Finora il Progetto Rebeldia, con i numerosi volti di chi lo realizza, è stato capace di mettere a confronto (e soprattutto di valorizzare) le molteplici differenze di chi vive Pisa. Residenti, studenti, persone straniere, lavoratrici e disoccupate, hanno così trovato speciali punti di contatto, per trarre ciascuna/o beneficio dall’altra/o, in una simbiosi che avvicina e decostruisce ogni stereotipo. 

Questa è la cultura che vogliamo per il nostro futuro.

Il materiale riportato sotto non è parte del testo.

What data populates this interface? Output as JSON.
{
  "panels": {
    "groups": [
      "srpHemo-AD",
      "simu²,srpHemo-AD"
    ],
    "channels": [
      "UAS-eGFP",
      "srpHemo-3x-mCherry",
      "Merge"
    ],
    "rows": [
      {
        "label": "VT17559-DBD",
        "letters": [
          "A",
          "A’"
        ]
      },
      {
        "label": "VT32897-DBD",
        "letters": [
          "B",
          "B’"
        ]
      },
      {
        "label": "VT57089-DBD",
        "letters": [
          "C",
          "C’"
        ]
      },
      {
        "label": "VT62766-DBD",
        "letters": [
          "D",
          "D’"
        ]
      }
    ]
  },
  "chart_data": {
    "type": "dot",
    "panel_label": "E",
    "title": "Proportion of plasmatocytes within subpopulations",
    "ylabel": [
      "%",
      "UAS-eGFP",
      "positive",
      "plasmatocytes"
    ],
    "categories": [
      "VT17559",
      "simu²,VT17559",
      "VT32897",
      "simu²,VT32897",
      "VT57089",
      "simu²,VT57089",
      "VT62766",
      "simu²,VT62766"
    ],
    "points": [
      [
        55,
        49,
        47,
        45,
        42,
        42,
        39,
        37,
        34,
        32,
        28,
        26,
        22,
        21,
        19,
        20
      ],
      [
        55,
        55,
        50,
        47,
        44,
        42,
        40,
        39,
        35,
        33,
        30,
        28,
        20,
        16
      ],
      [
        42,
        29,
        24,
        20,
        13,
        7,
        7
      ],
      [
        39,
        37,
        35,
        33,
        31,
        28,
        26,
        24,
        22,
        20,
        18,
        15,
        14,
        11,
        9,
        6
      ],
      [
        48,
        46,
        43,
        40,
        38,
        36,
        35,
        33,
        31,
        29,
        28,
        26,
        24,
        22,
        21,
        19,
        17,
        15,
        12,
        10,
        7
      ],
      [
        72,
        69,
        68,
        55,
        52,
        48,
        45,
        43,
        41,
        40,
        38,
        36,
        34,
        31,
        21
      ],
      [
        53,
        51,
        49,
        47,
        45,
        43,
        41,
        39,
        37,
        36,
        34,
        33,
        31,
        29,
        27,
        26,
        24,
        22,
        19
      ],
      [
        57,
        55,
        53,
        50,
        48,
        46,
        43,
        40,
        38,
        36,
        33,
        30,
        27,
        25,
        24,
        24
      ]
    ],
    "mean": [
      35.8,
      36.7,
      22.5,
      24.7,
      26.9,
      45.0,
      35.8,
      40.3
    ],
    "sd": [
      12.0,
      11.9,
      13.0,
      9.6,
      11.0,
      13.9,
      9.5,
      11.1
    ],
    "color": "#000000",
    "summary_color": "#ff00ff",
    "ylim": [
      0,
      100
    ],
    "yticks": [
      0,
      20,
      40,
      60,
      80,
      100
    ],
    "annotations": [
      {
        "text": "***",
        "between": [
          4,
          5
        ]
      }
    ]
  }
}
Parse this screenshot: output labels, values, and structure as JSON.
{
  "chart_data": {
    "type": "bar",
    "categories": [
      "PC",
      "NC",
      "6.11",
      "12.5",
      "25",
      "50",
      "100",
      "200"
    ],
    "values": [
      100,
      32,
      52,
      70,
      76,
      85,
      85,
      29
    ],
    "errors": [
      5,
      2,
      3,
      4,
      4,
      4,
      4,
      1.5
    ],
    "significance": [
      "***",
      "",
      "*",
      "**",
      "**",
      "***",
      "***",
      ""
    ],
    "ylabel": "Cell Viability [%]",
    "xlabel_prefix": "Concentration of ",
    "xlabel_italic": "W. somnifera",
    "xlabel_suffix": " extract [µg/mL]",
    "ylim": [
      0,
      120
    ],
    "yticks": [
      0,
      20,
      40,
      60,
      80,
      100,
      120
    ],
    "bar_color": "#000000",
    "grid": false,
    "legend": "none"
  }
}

La manifestazione di sabato 13 ottobre – e la presentazione del bel libro Rebelpainting la domenica successiva – hanno riportato all’attenzione di Pisa lo spazio dell’ex Colorificio Toscano e la sua ricca storia. Una vasta area attualmente in stato di abbandono, che potrebbe riaprire le porte alla collettività e alle sue urgenze, nell’ottica di una città più piacevole per tutte e tutti, forte alleata dei progetti comuni.

In fondo, per cosa ci impegniamo ogni giorno con passione, se non per la qualità della vita nostra e delle persone (donne, uomini, bimbe e bimbi) che ci circondano?

Noi, Associazione Casa della Donna e ArciLesbica Pisa, sottolineiamo con forza l’importanza di lavorare a una soluzione politica che renda praticabile l’individuazione di uno spazio idoneo da riqualificare per un uso sociale partecipato. 

 

Non ci rassicura una città sedata, blindata, militarizzata. Concediamo vita alle nostre coscienze!